At www.abc.net.au/science/articles/2011/12/02/3381368.htm … the Lapita culture has been found around the coastline of southern Papua New Guinea and it is thought Torres Strait Islanders may be direct descendants. The seafaring people are thought to have developed their culture around 3500 years ago on islands on the other side of New Guinea, expanding out into the Pacific Ocean around 1200/1150BC onwards, and colonising Fiji, Vanuatu and the Solomon Islands, and somewhat later, moving on to Samoa and Tonga. It seems some of them also moved around New Guinea rather than striking out due east into the ocean.

The Meath Chronicle has a report on a geophysics research project in the vicinity of Knowth, in the Boyne Valley – throwing up evidence of human activity from the Neolithic to the Medieval periods (see www.meathchronicle.ie/news/roundup/articles/2011/12/02/4007977-new-anice…

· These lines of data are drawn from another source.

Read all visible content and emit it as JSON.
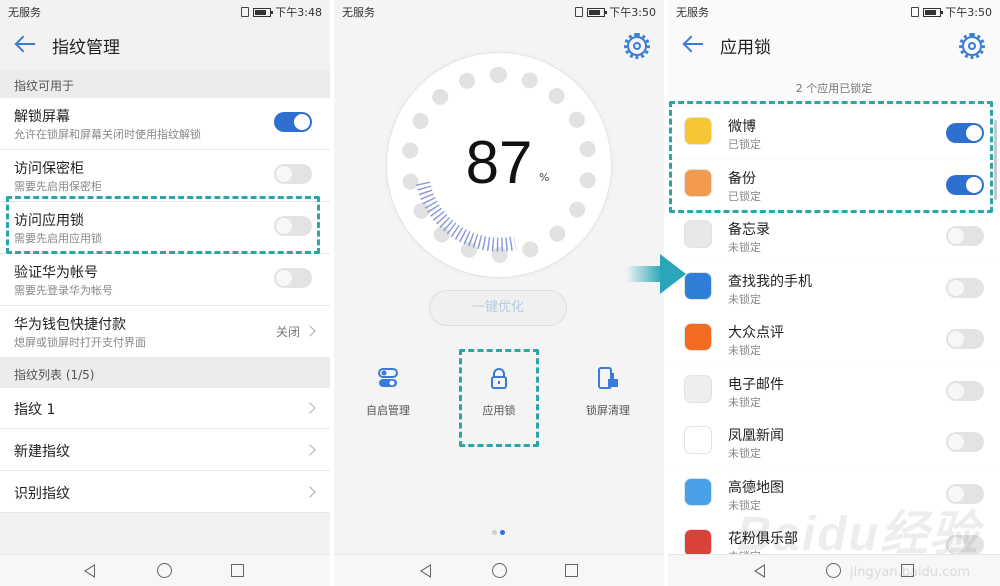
{
  "colors": {
    "accent": "#2f6fd0",
    "highlight_dash": "#2aa6a6",
    "arrow": "#2aa6b8"
  },
  "panel1": {
    "status": {
      "carrier": "无服务",
      "time": "下午3:48"
    },
    "title": "指纹管理",
    "section_available": "指纹可用于",
    "items": [
      {
        "title": "解锁屏幕",
        "subtitle": "允许在锁屏和屏幕关闭时使用指纹解锁",
        "toggle": "on"
      },
      {
        "title": "访问保密柜",
        "subtitle": "需要先启用保密柜",
        "toggle": "off"
      },
      {
        "title": "访问应用锁",
        "subtitle": "需要先启用应用锁",
        "toggle": "off"
      },
      {
        "title": "验证华为帐号",
        "subtitle": "需要先登录华为帐号",
        "toggle": "off"
      },
      {
        "title": "华为钱包快捷付款",
        "subtitle": "熄屏或锁屏时打开支付界面",
        "value": "关闭"
      }
    ],
    "section_list": "指纹列表 (1/5)",
    "fingerprints": [
      "指纹 1",
      "新建指纹",
      "识别指纹"
    ]
  },
  "panel2": {
    "status": {
      "carrier": "无服务",
      "time": "下午3:50"
    },
    "score": "87",
    "score_unit": "%",
    "optimize_label": "一键优化",
    "tools": [
      {
        "label": "自启管理",
        "icon": "toggle-switches-icon"
      },
      {
        "label": "应用锁",
        "icon": "padlock-icon"
      },
      {
        "label": "锁屏清理",
        "icon": "phone-brush-icon"
      }
    ]
  },
  "panel3": {
    "status": {
      "carrier": "无服务",
      "time": "下午3:50"
    },
    "title": "应用锁",
    "locked_count": "2 个应用已锁定",
    "apps": [
      {
        "name": "微博",
        "status": "已锁定",
        "toggle": "on",
        "icon": "weibo-icon",
        "color": "#f7c634"
      },
      {
        "name": "备份",
        "status": "已锁定",
        "toggle": "on",
        "icon": "backup-icon",
        "color": "#f29a4d"
      },
      {
        "name": "备忘录",
        "status": "未锁定",
        "toggle": "off",
        "icon": "notes-icon",
        "color": "#e8e8e8"
      },
      {
        "name": "查找我的手机",
        "status": "未锁定",
        "toggle": "off",
        "icon": "find-phone-icon",
        "color": "#2f7fd8"
      },
      {
        "name": "大众点评",
        "status": "未锁定",
        "toggle": "off",
        "icon": "dianping-icon",
        "color": "#f26b21"
      },
      {
        "name": "电子邮件",
        "status": "未锁定",
        "toggle": "off",
        "icon": "email-icon",
        "color": "#eeeeee"
      },
      {
        "name": "凤凰新闻",
        "status": "未锁定",
        "toggle": "off",
        "icon": "ifeng-icon",
        "color": "#ffffff"
      },
      {
        "name": "高德地图",
        "status": "未锁定",
        "toggle": "off",
        "icon": "amap-icon",
        "color": "#4aa0e6"
      },
      {
        "name": "花粉俱乐部",
        "status": "未锁定",
        "toggle": "off",
        "icon": "huafen-icon",
        "color": "#d9413a"
      }
    ]
  },
  "watermark": {
    "brand": "Baidu经验",
    "url": "jingyan.baidu.com"
  }
}
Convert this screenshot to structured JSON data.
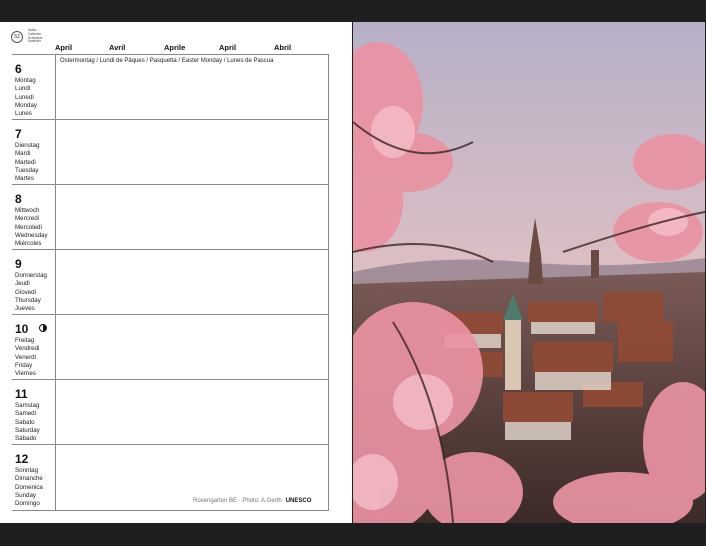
{
  "brand": {
    "logo_text": "52",
    "lines": "Swiss\nCalendar\nSchweizer\nKalender"
  },
  "months": [
    "April",
    "Avril",
    "Aprile",
    "April",
    "Abril"
  ],
  "days": [
    {
      "num": "6",
      "names": [
        "Montag",
        "Lundi",
        "Lunedì",
        "Monday",
        "Lunes"
      ],
      "note": "Ostermontag / Lundi de Pâques / Pasquetta / Easter Monday / Lunes de Pascua",
      "moon": false
    },
    {
      "num": "7",
      "names": [
        "Dienstag",
        "Mardi",
        "Martedì",
        "Tuesday",
        "Martes"
      ],
      "note": "",
      "moon": false
    },
    {
      "num": "8",
      "names": [
        "Mittwoch",
        "Mercredi",
        "Mercoledì",
        "Wednesday",
        "Miércoles"
      ],
      "note": "",
      "moon": false
    },
    {
      "num": "9",
      "names": [
        "Donnerstag",
        "Jeudi",
        "Giovedì",
        "Thursday",
        "Jueves"
      ],
      "note": "",
      "moon": false
    },
    {
      "num": "10",
      "names": [
        "Freitag",
        "Vendredi",
        "Venerdì",
        "Friday",
        "Viernes"
      ],
      "note": "",
      "moon": true
    },
    {
      "num": "11",
      "names": [
        "Samstag",
        "Samedi",
        "Sabato",
        "Saturday",
        "Sábado"
      ],
      "note": "",
      "moon": false
    },
    {
      "num": "12",
      "names": [
        "Sonntag",
        "Dimanche",
        "Domenica",
        "Sunday",
        "Domingo"
      ],
      "note": "",
      "moon": false
    }
  ],
  "caption": {
    "text": "Rosengarten BE · Photo: A.Gerth",
    "badge": "UNESCO"
  },
  "photo": {
    "sky_top": "#b9b3c9",
    "sky_glow": "#efb2a6",
    "blossom": "#e88e9e",
    "roofs": "#8d4d3c"
  }
}
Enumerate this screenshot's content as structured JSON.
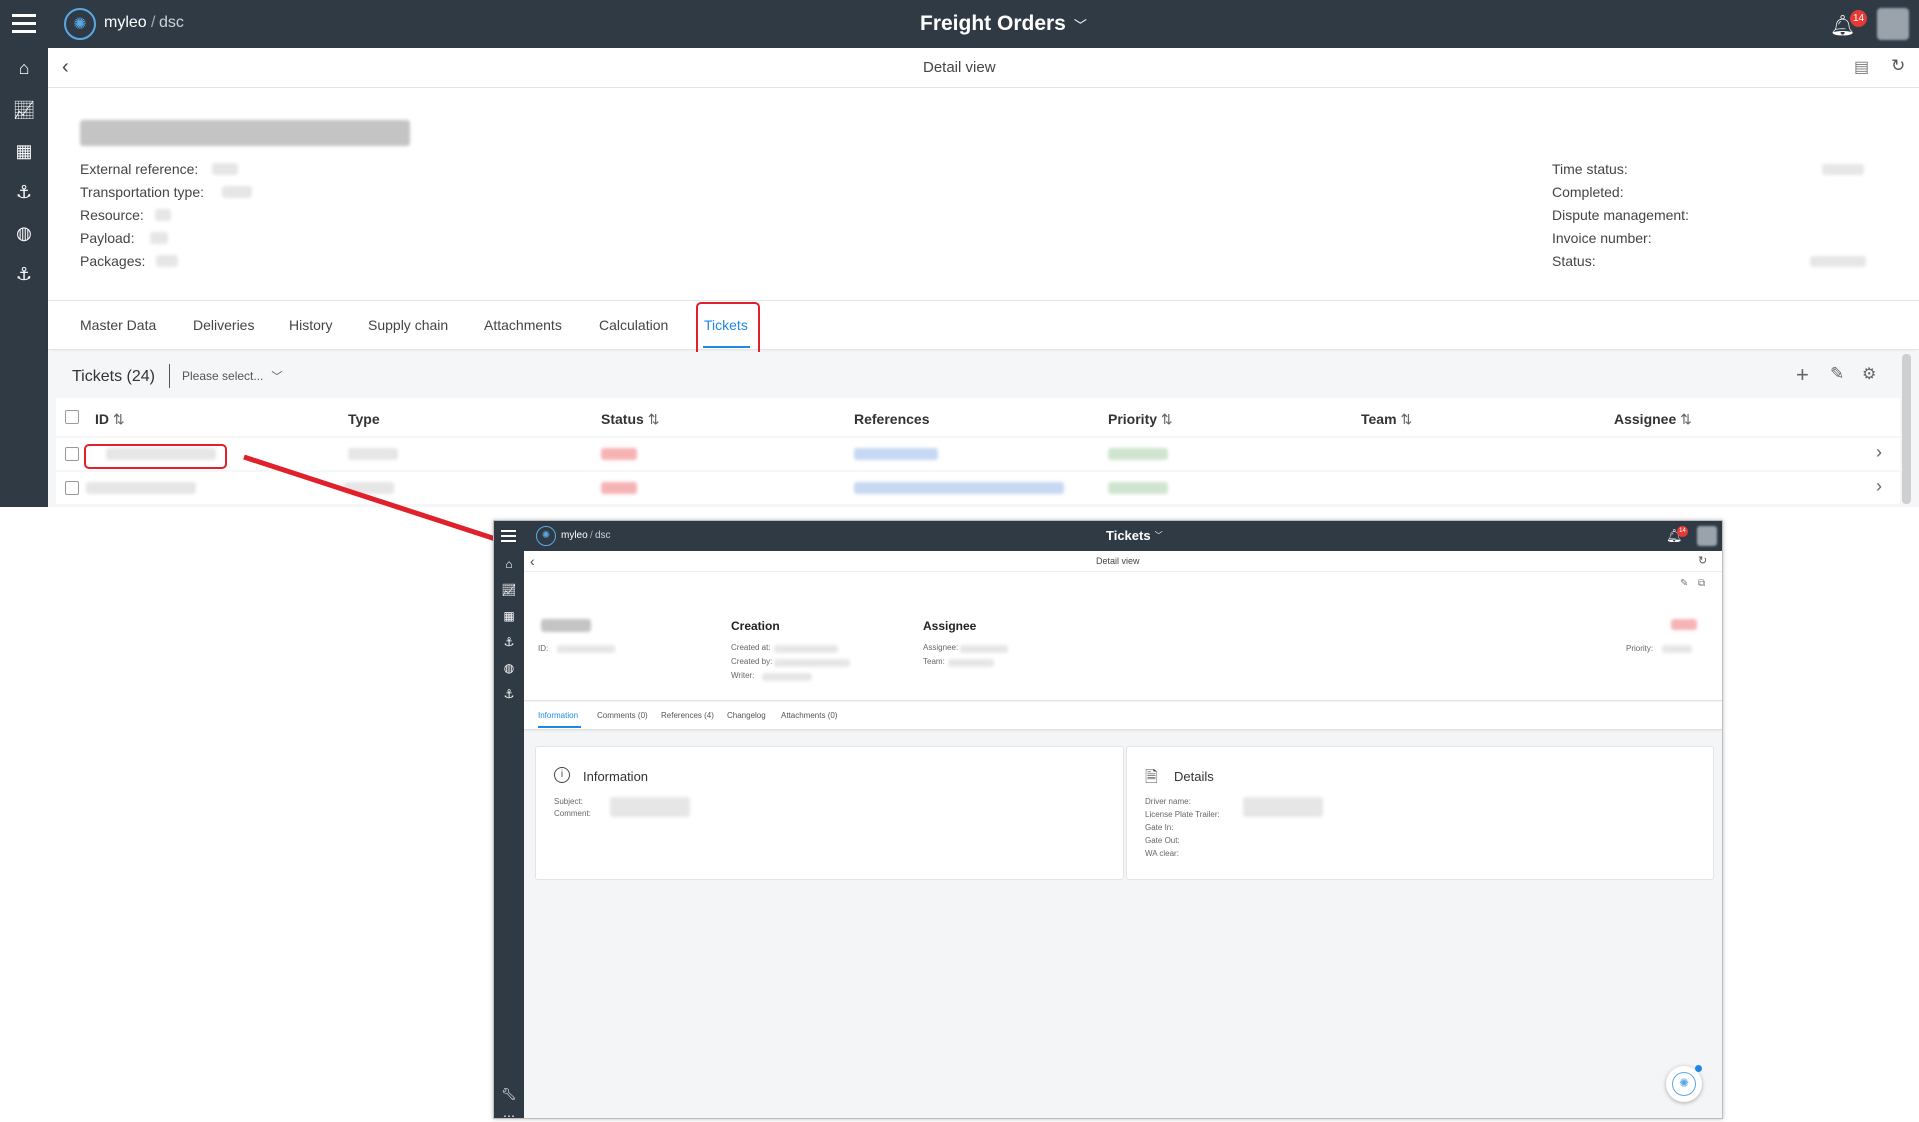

At www.sciencenews.org/view/generic/id/336659/title/Neandertals’_mammoth_bu… is interesting, although the link is clearly corrupt, so you might have to play around at the site to get the story, is about the possibility that Neanderthals in the Ukraine might have been the builders of a huge circle of mammoth bones, using some 116 tusks and mammoth leg bones etc. It has been dated to around 44,000 years ago, that grey area where C14 is a major problem with widely spaced dating results, but by necessity preceding modern humans in the region – or that 'might be' or not. Now, the bones are the surviving part of the construct. The big question is what might be missing – perhaps a wooden wall screen to keep out the cold (published in Quaternary International Nov. 26th). Its all a bit of guess work when it comes down to it – not just Neanderthal versus modern human but what on earth was it? What was it for? It encircled an area of 40 square metres in which there is evidence of mammoths, red deer, and other animals being butchered etc. Was it some kind of communal feast? Was it a seasonal hunt kill site? What was previously known is that during the Late Glacial Maximum, between 27,000 and 15,000 years ago, mammoth bones were used to construct huts – but if they were dwellings or built for some other use is again not known.